I have no idea how, where to start. I mean that we can show the compactness of the set via existence of convergent subsequence. But how can I take it? Please give a clue.
This is my problem
Show that set
(1)$K=\{a\in l^2(\Bbb N): |a(n)|\le \dfrac1n \ ,\ n=1,2,3...\}$ is a compact,in normed space $l^2(\Bbb N)$.

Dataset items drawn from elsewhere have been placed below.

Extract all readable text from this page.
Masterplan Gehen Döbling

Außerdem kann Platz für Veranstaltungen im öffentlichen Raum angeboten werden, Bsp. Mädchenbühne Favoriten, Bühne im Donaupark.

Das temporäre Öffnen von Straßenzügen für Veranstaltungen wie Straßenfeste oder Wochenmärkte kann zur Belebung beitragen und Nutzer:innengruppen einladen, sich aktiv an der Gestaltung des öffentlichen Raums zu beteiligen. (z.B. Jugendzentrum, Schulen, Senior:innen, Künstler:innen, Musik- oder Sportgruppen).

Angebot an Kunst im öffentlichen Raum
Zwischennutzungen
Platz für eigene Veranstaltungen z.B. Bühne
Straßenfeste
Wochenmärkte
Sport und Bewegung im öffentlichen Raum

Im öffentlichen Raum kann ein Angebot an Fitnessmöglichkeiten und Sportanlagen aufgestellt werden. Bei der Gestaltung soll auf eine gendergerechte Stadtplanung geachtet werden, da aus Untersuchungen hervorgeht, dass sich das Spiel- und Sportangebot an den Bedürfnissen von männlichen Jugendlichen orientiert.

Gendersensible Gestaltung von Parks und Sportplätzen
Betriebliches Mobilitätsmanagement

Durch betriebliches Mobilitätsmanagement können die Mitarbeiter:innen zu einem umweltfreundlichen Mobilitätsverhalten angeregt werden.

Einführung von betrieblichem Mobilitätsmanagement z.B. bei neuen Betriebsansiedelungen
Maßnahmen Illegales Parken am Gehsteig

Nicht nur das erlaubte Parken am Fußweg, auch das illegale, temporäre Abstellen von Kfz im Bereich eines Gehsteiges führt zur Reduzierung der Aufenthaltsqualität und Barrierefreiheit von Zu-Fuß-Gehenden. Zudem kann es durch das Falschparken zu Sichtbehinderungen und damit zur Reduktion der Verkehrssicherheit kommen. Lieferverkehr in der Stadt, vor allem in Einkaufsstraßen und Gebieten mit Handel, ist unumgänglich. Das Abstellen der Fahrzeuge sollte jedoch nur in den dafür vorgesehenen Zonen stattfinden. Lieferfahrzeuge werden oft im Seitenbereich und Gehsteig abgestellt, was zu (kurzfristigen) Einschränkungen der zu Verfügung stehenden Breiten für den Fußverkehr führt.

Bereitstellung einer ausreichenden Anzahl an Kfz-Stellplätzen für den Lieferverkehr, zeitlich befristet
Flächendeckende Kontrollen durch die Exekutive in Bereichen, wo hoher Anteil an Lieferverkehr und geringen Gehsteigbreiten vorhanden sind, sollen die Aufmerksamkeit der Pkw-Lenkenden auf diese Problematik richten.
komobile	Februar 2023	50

(2)How about $L=\{a\in l^2(\Bbb N): |a(n)|\le \dfrac{1}{\sqrt n} \ , n=1,2,3...\}$?
please help me.
$L$ is not compact even in the weak topology because it is not bounded: $$a_k(n)=\frac{1}{\sqrt{n}}\quad \text{if}\: n\leq k$$ $$a_k(n)=0\quad \text{if}\: n> k$$ this sequence does not admin a convergent subsequence because it escapes to infinity.

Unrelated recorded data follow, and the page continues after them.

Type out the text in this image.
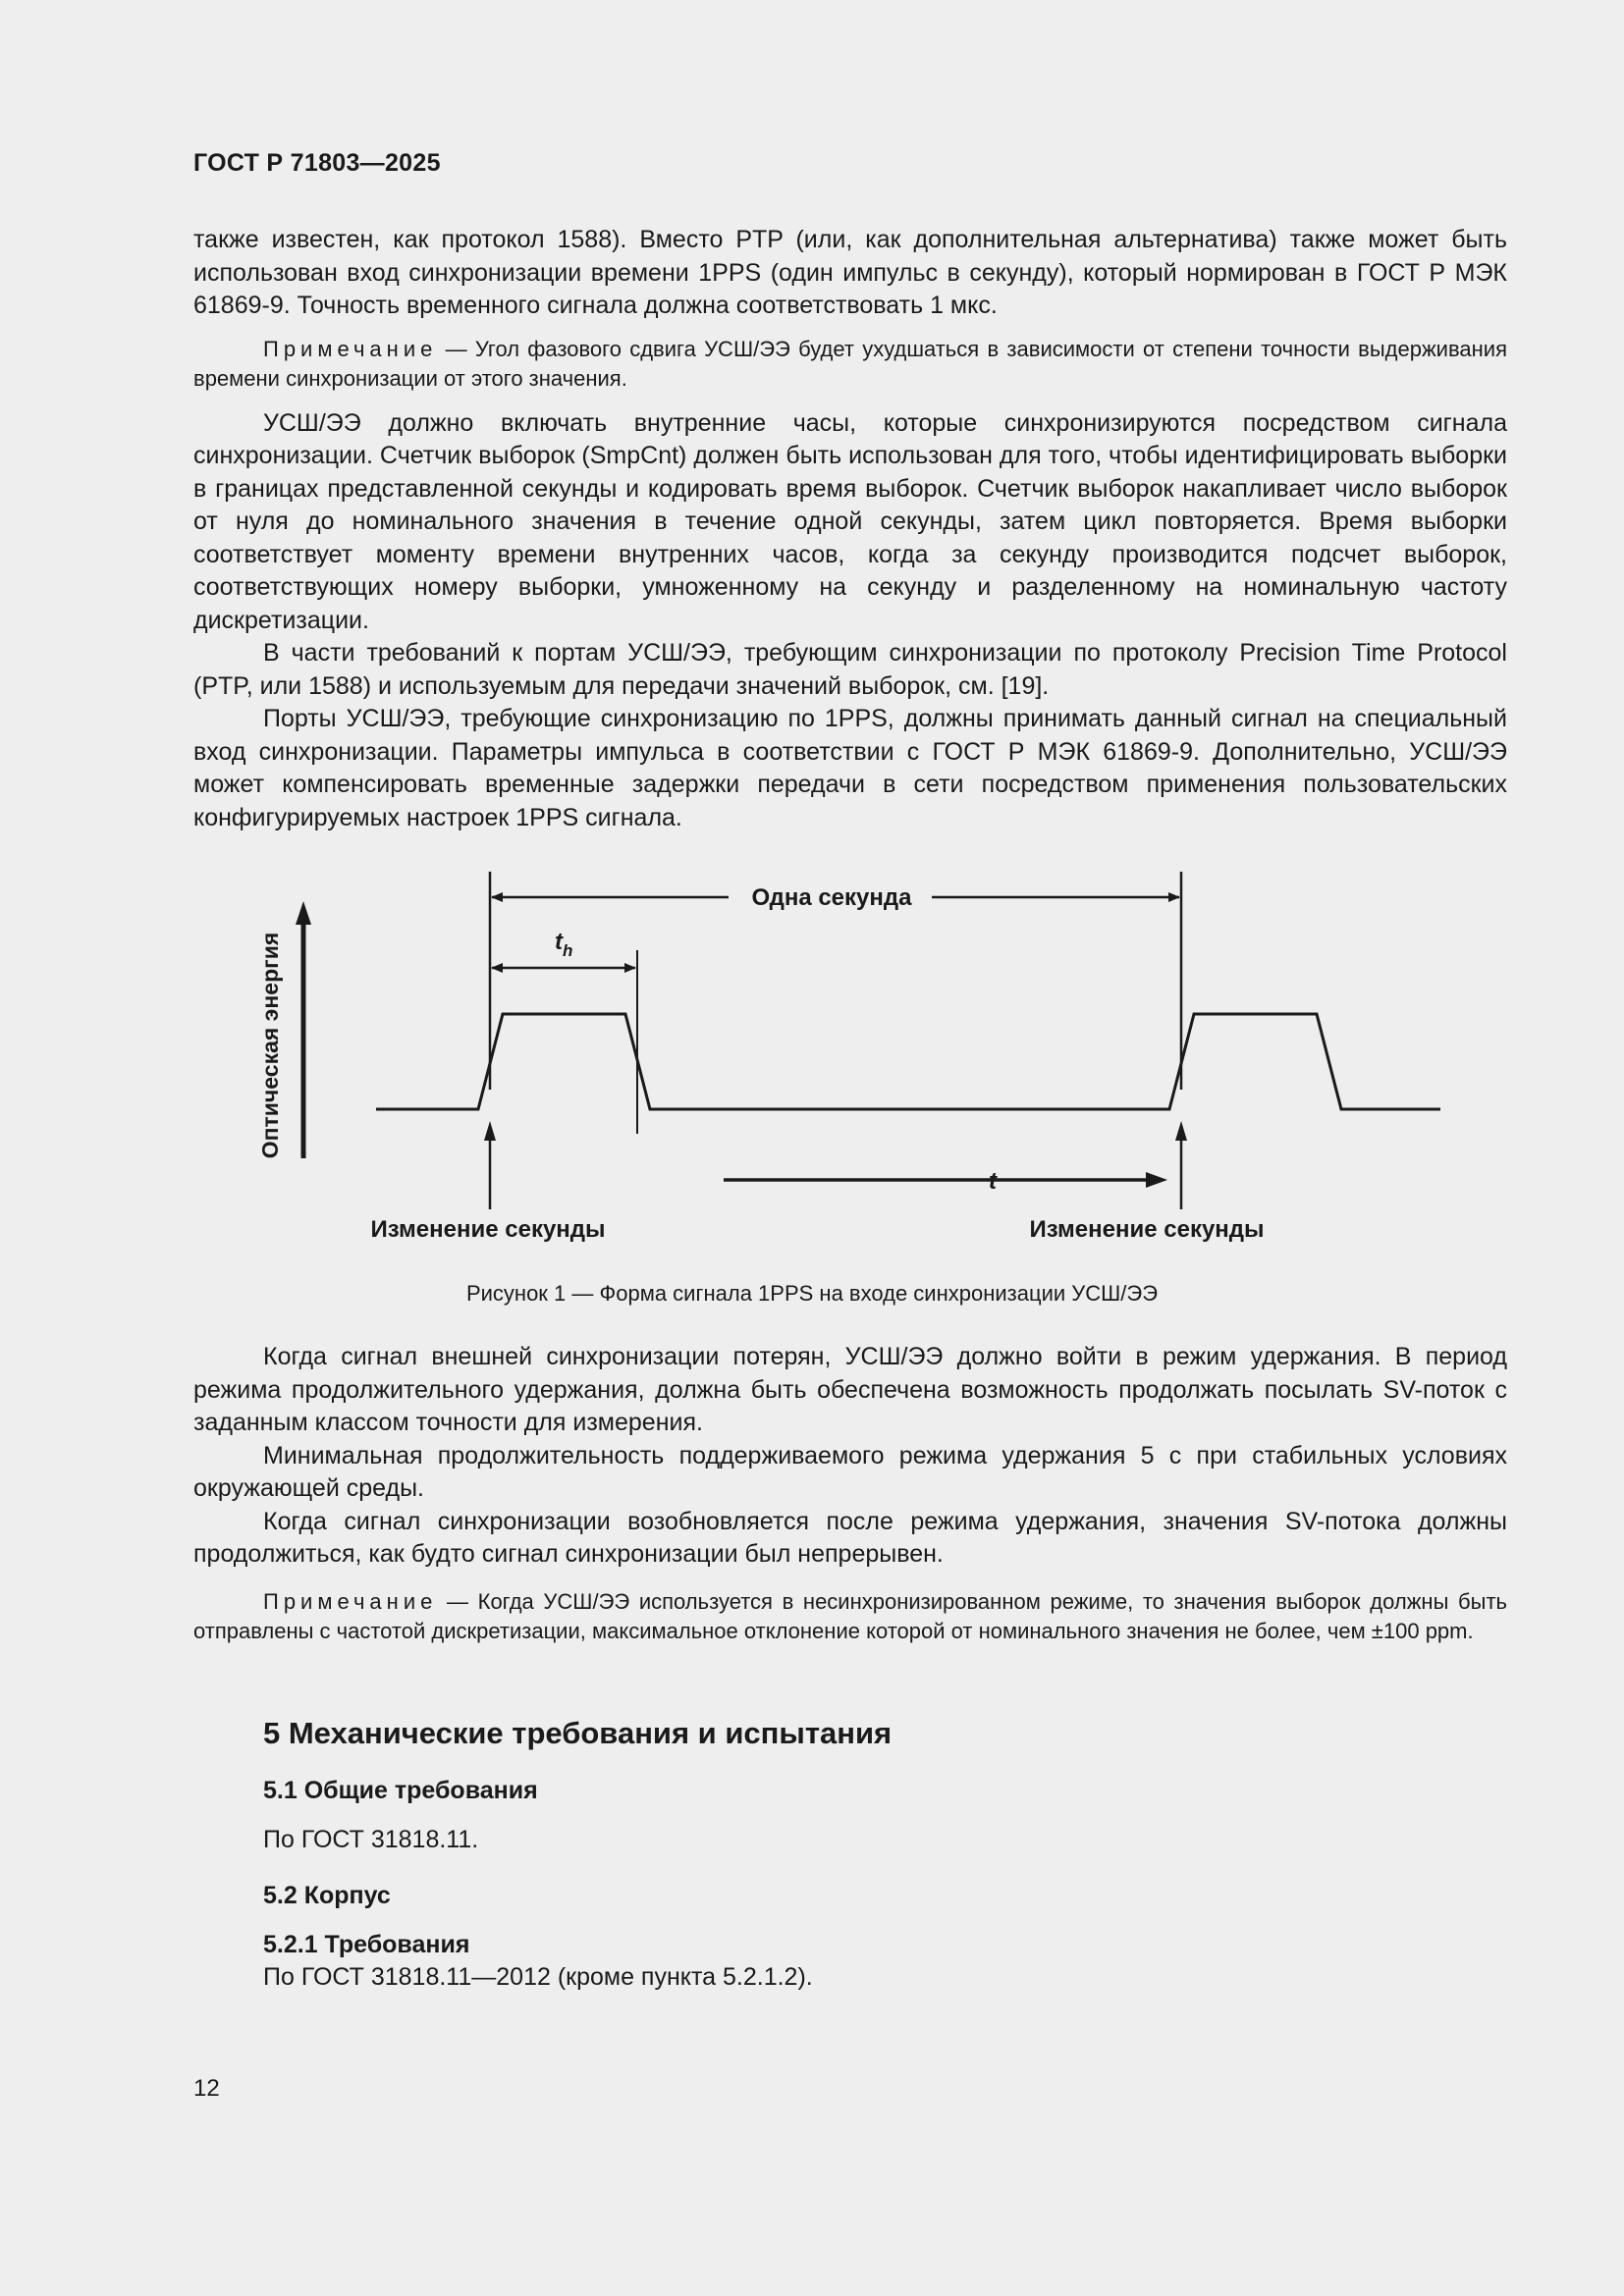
ГОСТ Р 71803—2025

также известен, как протокол 1588). Вместо PTP (или, как дополнительная альтернатива) также может быть использован вход синхронизации времени 1PPS (один импульс в секунду), который нормирован в ГОСТ Р МЭК 61869-9. Точность временного сигнала должна соответствовать 1 мкс.

Примечание — Угол фазового сдвига УСШ/ЭЭ будет ухудшаться в зависимости от степени точности выдерживания времени синхронизации от этого значения.

УСШ/ЭЭ должно включать внутренние часы, которые синхронизируются посредством сигнала синхронизации. Счетчик выборок (SmpCnt) должен быть использован для того, чтобы идентифицировать выборки в границах представленной секунды и кодировать время выборок. Счетчик выборок накапливает число выборок от нуля до номинального значения в течение одной секунды, затем цикл повторяется. Время выборки соответствует моменту времени внутренних часов, когда за секунду производится подсчет выборок, соответствующих номеру выборки, умноженному на секунду и разделенному на номинальную частоту дискретизации.

В части требований к портам УСШ/ЭЭ, требующим синхронизации по протоколу Precision Time Protocol (PTP, или 1588) и используемым для передачи значений выборок, см. [19].

Порты УСШ/ЭЭ, требующие синхронизацию по 1PPS, должны принимать данный сигнал на специальный вход синхронизации. Параметры импульса в соответствии с ГОСТ Р МЭК 61869-9. Дополнительно, УСШ/ЭЭ может компенсировать временные задержки передачи в сети посредством применения пользовательских конфигурируемых настроек 1PPS сигнала.

Одна секунда
$t_h$
Оптическая энергия
t
Изменение секунды	Изменение секунды
Рисунок 1 — Форма сигнала 1PPS на входе синхронизации УСШ/ЭЭ

Когда сигнал внешней синхронизации потерян, УСШ/ЭЭ должно войти в режим удержания. В период режима продолжительного удержания, должна быть обеспечена возможность продолжать посылать SV-поток с заданным классом точности для измерения.

Минимальная продолжительность поддерживаемого режима удержания 5 с при стабильных условиях окружающей среды.

Когда сигнал синхронизации возобновляется после режима удержания, значения SV-потока должны продолжиться, как будто сигнал синхронизации был непрерывен.

Примечание — Когда УСШ/ЭЭ используется в несинхронизированном режиме, то значения выборок должны быть отправлены с частотой дискретизации, максимальное отклонение которой от номинального значения не более, чем ±100 ppm.

5 Механические требования и испытания
5.1 Общие требования

По ГОСТ 31818.11.

5.2 Корпус
5.2.1 Требования

По ГОСТ 31818.11—2012 (кроме пункта 5.2.1.2).

12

$K$ is closed and convex in the strong topology, and as such it is closed in the weak topology. In the weak topology it is compact because it is bounded and closed. Given any sequence $a_k\in l^2$ it admit a convergent subsequence in the weak topology, and thus converging pointwise. This subsequence is now converging in the strong topology from the dominated convergence theorem.